Además de sus apelaciones teológicas, es el contexto político el que ayuda a Daesh a convertirse en una formidable red trasnacional y un cuasi-Estado. Para expresarlo con mayor claridad, Daesh prospera en el clima político producido por un régimen genocida y el subsiguiente fracaso estatal. Sostiene su revolucionario Estado ideológico, cuyos límites están constantemente cambiando, porque proporciona cierto nivel de gobernanza junto a un llamamiento a los valores teocráticos. A este movimiento ideológico sólo podrá derrotársele ofreciendo una narrativa alternativa y un nivel decente de gobernanza. Y nada de esto puede lograrse consintiendo el régimen de Asad.
El régimen de Asad es ante todo la fuente del caos y del fracaso del Estado en Siria. Y el caos engendra radicalismo. El radicalismo, a su vez, alimenta nuevos caos. Esto crea un círculo vicioso. El radicalismo solo puede combatirse una vez que las fuentes del caos estén debidamente identificadas y tratadas.

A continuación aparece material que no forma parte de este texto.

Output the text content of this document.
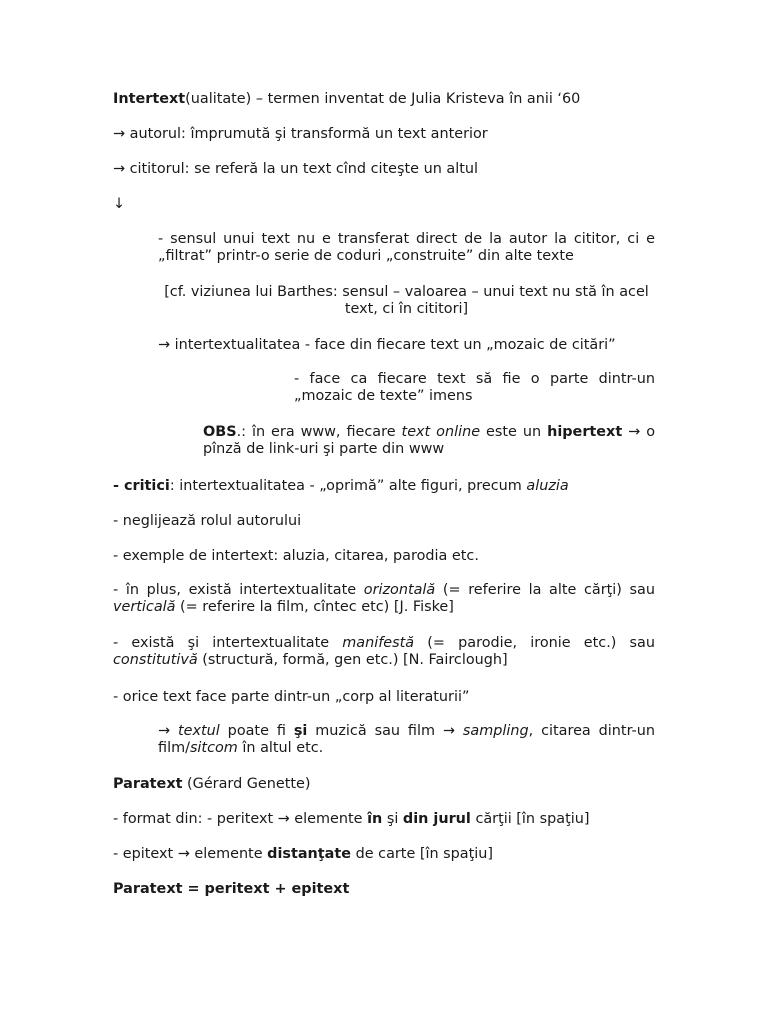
Intertext(ualitate) – termen inventat de Julia Kristeva în anii ‘60

→ autorul: împrumută şi transformă un text anterior

→ cititorul: se referă la un text cînd citeşte un altul

↓

- sensul unui text nu e transferat direct de la autor la cititor, ci e „filtrat” printr-o serie de coduri „construite” din alte texte

[cf. viziunea lui Barthes: sensul – valoarea – unui text nu stă în acel text, ci în cititori]

→ intertextualitatea - face din fiecare text un „mozaic de citări”

- face ca fiecare text să fie o parte dintr-un „mozaic de texte” imens

OBS.: în era www, fiecare text online este un hipertext → o pînză de link-uri şi parte din www

- critici: intertextualitatea - „oprimă” alte figuri, precum aluzia

- neglijează rolul autorului

- exemple de intertext: aluzia, citarea, parodia etc.

- în plus, există intertextualitate orizontală (= referire la alte cărţi) sau verticală (= referire la film, cîntec etc) [J. Fiske]

- există şi intertextualitate manifestă (= parodie, ironie etc.) sau constitutivă (structură, formă, gen etc.) [N. Fairclough]

- orice text face parte dintr-un „corp al literaturii”

→ textul poate fi şi muzică sau film → sampling, citarea dintr-un film/sitcom în altul etc.

Paratext (Gérard Genette)

- format din: - peritext → elemente în şi din jurul cărţii [în spaţiu]

- epitext → elemente distanţate de carte [în spaţiu]

Paratext = peritext + epitext
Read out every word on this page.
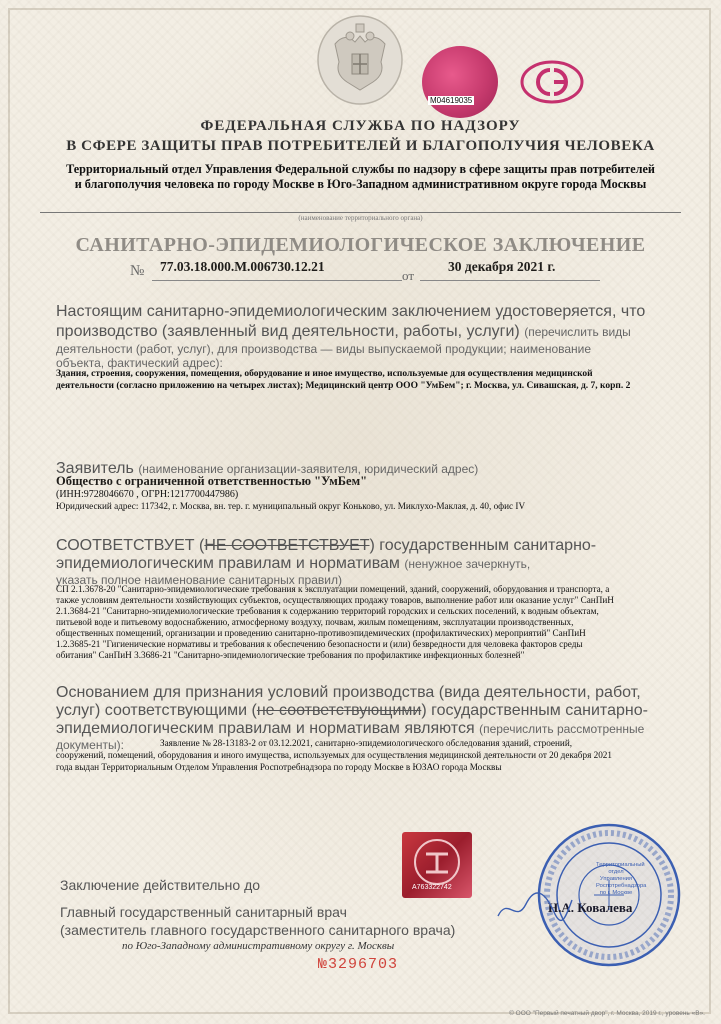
M04619035
ФЕДЕРАЛЬНАЯ СЛУЖБА ПО НАДЗОРУ
В СФЕРЕ ЗАЩИТЫ ПРАВ ПОТРЕБИТЕЛЕЙ И БЛАГОПОЛУЧИЯ ЧЕЛОВЕКА
Территориальный отдел Управления Федеральной службы по надзору в сфере защиты прав потребителей
и благополучия человека по городу Москве в Юго-Западном административном округе города Москвы
(наименование территориального органа)
САНИТАРНО-ЭПИДЕМИОЛОГИЧЕСКОЕ ЗАКЛЮЧЕНИЕ
№ 77.03.18.000.М.006730.12.21
от
30 декабря 2021 г.
Настоящим санитарно-эпидемиологическим заключением удостоверяется, что
производство (заявленный вид деятельности, работы, услуги) (перечислить виды
деятельности (работ, услуг), для производства — виды выпускаемой продукции; наименование
объекта, фактический адрес):
Здания, строения, сооружения, помещения, оборудование и иное имущество, используемые для осуществления медицинской
деятельности (согласно приложению на четырех листах); Медицинский центр ООО "УмБем"; г. Москва, ул. Сивашская, д. 7, корп. 2
Заявитель (наименование организации-заявителя, юридический адрес)
Общество с ограниченной ответственностью "УмБем"
(ИНН:9728046670 , ОГРН:1217700447986)
Юридический адрес: 117342, г. Москва, вн. тер. г. муниципальный округ Коньково, ул. Миклухо-Маклая, д. 40, офис IV
СООТВЕТСТВУЕТ (НЕ СООТВЕТСТВУЕТ) государственным санитарно-
эпидемиологическим правилам и нормативам (ненужное зачеркнуть,
указать полное наименование санитарных правил)
СП 2.1.3678-20 "Санитарно-эпидемиологические требования к эксплуатации помещений, зданий, сооружений, оборудования и транспорта, а
также условиям деятельности хозяйствующих субъектов, осуществляющих продажу товаров, выполнение работ или оказание услуг" СанПиН
2.1.3684-21 "Санитарно-эпидемиологические требования к содержанию территорий городских и сельских поселений, к водным объектам,
питьевой воде и питьевому водоснабжению, атмосферному воздуху, почвам, жилым помещениям, эксплуатации производственных,
общественных помещений, организации и проведению санитарно-противоэпидемических (профилактических) мероприятий" СанПиН
1.2.3685-21 "Гигиенические нормативы и требования к обеспечению безопасности и (или) безвредности для человека факторов среды
обитания" СанПиН 3.3686-21 "Санитарно-эпидемиологические требования по профилактике инфекционных болезней"
Основанием для признания условий производства (вида деятельности, работ,
услуг) соответствующими (не соответствующими) государственным санитарно-
эпидемиологическим правилам и нормативам являются (перечислить рассмотренные
документы):	Заявление № 28-13183-2 от 03.12.2021, санитарно-эпидемиологического обследования зданий, строений,
сооружений, помещений, оборудования и иного имущества, используемых для осуществления медицинской деятельности от 20 декабря 2021
года выдан Территориальным Отделом Управления Роспотребнадзора по городу Москве в ЮЗАО города Москвы
А763322742
Заключение действительно до
Главный государственный санитарный врач
(заместитель главного государственного санитарного врача)
по Юго-Западному административному округу г. Москвы
Территориальный отдел Управления Роспотребнадзора по г. Москве
Н.А. Ковалева
№3296703
© ООО "Первый печатный двор", г. Москва, 2019 г., уровень «В».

Si la comunidad internacional reduce toda la crisis siria a una cuestión de terrorismo y radicalismo y considera que el régimen criminal de Asad es el socio en esa empresa de lucha contra el terrorismo, tal mensaje se trasladará alto y claro por todo el mundo. Si un dictador genocida muestra suficiente firmeza al desplegar su maquinaria de guerra contra su pueblo, asesinando sistemáticamente a cientos de miles de personas, desplazando a varios millones más y arrasando el país entero, se va a ver recompensado con la aquiescencia hacia su ilegítimo poder.
No deberíamos aceptar la falsa elección entre Asad o Daesh. Debemos rechazar a ambos. El apocalipsis teocrático y el totalitarismo laico son extraños compañeros de cama en lo que respecta a sus visiones respecto al espacio político y a la ciudadanía activa. Ambos tienen estructuras que asfixian el espacio político y anhelan una ciudadanía subordinada y totalmente sumisa. Por esta razón necesitamos de una tercera vía que ofrezca un acuerdo global que se enfrente de forma simultánea tanto al régimen de Asad como a Daesh.
Galip Dalay es director de investigación en el Foro al-Sharq e investigador principal asociado en el Centro de Estudios de Al Jazeera, donde enfoca sus trabajos alrededor de Turquía y la cuestión kurda.